Tuesday, June 16, 2009

The Authistic Organization

In his book Blink, Malcolm Gladwell tells a lot of stories about how too much or too litttle information and stress can hamper the human capability to make good decisions and cause the brain to enter an authistic mode. A lot of information gets down prioritized by our brains to prevent overload and the more stressful the situation is the more our brains filter out to keep our focus on what's most imortant. People involved in gun fights tell stories about not hearing the gun shots and seeing things in slow motion as their brain goes into overdrive to promote survival. In a stressed team you can observe the same symptoms. The more stress the team experience the less they will communicate and as the information flow decreases the quality of their decisions will decrease as well - the team goes authistic.

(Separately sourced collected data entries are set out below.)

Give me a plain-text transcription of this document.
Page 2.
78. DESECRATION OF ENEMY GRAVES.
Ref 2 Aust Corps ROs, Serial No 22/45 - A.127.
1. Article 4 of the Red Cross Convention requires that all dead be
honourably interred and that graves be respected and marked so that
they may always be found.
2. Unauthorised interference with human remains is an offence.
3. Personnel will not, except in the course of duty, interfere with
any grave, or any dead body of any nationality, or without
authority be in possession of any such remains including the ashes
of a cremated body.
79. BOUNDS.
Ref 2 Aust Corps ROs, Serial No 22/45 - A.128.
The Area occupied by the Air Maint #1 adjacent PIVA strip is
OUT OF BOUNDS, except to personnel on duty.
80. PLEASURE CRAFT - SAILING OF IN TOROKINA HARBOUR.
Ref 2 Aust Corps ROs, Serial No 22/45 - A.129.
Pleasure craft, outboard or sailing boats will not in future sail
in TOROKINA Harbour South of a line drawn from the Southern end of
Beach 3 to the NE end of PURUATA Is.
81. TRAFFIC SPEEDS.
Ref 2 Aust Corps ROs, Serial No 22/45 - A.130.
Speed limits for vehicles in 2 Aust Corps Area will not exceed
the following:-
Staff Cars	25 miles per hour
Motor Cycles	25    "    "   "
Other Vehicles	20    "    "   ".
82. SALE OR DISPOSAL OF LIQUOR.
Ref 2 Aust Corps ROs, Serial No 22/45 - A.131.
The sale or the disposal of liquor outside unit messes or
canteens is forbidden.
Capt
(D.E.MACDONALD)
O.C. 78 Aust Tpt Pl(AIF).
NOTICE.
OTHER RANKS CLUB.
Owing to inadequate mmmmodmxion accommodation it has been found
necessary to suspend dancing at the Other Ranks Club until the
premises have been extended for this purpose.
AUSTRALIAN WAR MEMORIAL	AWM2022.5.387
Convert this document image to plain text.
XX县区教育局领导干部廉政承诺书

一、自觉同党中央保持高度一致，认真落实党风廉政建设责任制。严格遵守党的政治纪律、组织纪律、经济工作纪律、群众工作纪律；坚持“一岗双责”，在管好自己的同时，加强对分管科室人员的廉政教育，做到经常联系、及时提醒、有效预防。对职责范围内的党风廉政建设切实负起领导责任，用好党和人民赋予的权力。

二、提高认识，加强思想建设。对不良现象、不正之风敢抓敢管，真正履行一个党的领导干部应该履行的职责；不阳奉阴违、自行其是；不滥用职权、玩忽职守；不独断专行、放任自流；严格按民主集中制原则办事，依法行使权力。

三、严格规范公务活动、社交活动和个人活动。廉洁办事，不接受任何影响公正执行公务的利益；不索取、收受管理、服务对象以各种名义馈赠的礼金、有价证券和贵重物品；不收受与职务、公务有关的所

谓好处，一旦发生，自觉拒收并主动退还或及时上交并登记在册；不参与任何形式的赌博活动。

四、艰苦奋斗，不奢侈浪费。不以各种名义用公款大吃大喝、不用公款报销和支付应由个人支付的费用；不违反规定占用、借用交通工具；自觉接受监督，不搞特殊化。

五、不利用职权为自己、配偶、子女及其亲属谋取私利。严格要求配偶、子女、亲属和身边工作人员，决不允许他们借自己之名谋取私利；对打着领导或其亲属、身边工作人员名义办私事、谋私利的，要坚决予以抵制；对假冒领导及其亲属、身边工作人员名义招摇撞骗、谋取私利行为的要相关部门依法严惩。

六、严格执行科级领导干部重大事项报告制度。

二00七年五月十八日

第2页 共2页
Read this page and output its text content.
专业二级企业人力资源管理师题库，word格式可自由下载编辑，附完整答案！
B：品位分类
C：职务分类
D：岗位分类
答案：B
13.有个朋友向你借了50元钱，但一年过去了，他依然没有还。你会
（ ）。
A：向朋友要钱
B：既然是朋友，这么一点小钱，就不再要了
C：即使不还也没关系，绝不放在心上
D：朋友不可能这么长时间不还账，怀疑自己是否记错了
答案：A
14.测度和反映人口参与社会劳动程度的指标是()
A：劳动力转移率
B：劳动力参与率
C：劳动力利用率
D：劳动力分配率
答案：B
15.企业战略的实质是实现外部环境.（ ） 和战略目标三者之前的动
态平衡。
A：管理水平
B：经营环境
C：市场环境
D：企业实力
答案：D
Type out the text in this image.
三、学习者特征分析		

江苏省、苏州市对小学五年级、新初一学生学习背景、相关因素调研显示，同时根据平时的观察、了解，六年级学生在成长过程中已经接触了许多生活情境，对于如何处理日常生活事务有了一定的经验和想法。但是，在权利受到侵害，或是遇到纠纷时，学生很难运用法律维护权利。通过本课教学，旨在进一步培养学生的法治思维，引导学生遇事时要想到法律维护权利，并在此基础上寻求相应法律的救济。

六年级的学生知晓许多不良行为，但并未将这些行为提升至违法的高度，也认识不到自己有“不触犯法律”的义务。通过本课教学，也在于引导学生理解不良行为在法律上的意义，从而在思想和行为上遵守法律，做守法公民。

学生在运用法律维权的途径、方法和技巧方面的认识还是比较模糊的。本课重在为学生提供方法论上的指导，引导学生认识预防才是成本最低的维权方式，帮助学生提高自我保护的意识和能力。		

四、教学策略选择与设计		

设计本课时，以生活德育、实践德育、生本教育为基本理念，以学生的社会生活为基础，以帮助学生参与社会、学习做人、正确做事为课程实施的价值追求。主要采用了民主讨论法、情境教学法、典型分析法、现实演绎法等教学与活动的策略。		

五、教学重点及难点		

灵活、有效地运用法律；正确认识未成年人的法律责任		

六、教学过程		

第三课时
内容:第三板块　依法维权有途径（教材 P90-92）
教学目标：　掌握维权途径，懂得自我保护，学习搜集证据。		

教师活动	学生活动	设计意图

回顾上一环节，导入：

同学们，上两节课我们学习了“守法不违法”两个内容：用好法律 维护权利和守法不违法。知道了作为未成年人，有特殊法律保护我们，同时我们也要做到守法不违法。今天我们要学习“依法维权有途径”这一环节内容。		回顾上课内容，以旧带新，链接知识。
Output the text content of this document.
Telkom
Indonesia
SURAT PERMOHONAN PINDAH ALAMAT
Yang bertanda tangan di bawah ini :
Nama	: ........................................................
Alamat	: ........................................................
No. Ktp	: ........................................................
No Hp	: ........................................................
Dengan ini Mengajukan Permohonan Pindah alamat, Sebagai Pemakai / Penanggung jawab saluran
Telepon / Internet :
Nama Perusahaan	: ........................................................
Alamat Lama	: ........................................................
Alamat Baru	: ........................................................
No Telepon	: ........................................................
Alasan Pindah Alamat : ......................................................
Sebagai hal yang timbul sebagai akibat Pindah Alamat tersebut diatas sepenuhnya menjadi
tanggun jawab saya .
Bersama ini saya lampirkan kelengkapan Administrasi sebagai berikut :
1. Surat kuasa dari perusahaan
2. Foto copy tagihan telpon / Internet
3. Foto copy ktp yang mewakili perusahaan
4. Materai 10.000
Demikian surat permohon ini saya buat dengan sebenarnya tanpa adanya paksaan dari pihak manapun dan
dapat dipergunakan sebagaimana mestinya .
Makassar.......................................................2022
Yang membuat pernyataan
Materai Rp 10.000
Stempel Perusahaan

Being an Agile coach in large organisations in this time of financial crisis I see the same symptoms in managers. As the stress of financial survival increases a common reaction is to increase control and increased control most of the time means that someone has to measure more stuff and create reports based on those metrics. And all this leads to is an authistic organisation with loss of decision power as the result. A typical symptom of this is that meetings doesn't end in time and no real decisions are made.
The only sensible solution to this would be to provide the organisation with clear goals and make sure that everyone knows whats at stake - their jobs - and trust people to do what's best in every given situation.